UK Unemployment Falls to 8.3%, First Drop Since May 2011
UK unemployment has fallen to 2.65m in the three months ending in February, to a rate of 8.3 percent, according to the Office for National Statistics (ONS).
It is down 35,000 on the quarter and is the first quarterly fall in unemployment since the three months to May 2011.
In March unemployment was 2.67m at a rate of 8.4 percent.
Youth unemployment has also fallen. The number of unemployed 16 to 24-year-olds was 1.03m, down 0.1 percent to a rate of 22.2 percent.
"If you look at the longer-term picture, unemployment rose quite strongly during the summer of last year, then the increases tailed off a bit towards the end of the year," Nick Palmer from the ONS told the BBC.
"So despite this latest decrease, the level of unemployment is significantly higher than it was a year ago, in fact it is some 170,000 higher than it was at the same point a year ago."
Chris Grayling, the government's employment minister, told the BBC News channel that more people are returning to work.
"Some of those moving into part-time work we know are women who either have got children and are coming back into part-time work because they are at school, or who are older and the children are grown-up and are coming back into part-time jobs," he said.
"There are more of those in the workforce today than there were a few months ago,"
Unemployment in Britain rocketed after the financial crisis in 2008 and has steadily crept higher since August 2009.
It is predicted to hit 3m out-of-work in 2013, with the opposition Labour Party declaring it an "unemployment emergency".
Pitiful increases in private sector employment have failed to fully offset the jobs contraction brought about by government austerity, which has seen swaths of public sector posts stripped away.
This has then had a knock-on effect to the private contractors that relied on the public sector as a significant revenue stream.
A recent Ernst & Young forecast for the UK economy accused big businesses of hoarding cash gifted to them by the Bank of England's quantitative easing programme, rather than investing it in jobs creation and growth.
"The corporate sector is accumulating cash at an astonishing and accelerating pace and acting as a major drag on the rest of the economy, keeping it close to stall speed," the report said.
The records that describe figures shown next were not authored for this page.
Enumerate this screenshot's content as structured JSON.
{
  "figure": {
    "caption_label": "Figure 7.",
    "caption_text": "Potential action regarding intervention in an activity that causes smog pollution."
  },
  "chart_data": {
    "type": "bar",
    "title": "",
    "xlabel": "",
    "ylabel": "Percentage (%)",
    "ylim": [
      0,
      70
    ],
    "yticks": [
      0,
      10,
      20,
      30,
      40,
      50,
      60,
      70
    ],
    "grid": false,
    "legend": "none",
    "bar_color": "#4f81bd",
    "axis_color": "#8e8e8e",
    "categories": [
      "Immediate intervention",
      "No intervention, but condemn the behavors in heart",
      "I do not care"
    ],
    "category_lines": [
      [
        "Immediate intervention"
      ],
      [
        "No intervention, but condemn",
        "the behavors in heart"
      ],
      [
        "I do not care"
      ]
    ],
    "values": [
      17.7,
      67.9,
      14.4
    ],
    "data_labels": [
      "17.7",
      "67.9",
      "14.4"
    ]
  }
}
High inflation, stagnant wages, rising energy bills, and high unemployment have dampened consumer spending, which is also hurting the economy.
Inflation is forecast by the Bank of England to hit the government's 2 percent target by the end of the year, but a surprise March rise in the CPI figure has cast some doubt over this prediction.
March inflation is 3.5 percent, up from 3.4 percent the previous month.
It ended a five-month decline in inflation from its September peak of 5.2 percent.
This has all-but-cemented economists' predictions that the Bank will not expand their quantitative easing programme from its current £325bn target when the latest round of stimulus ends in May.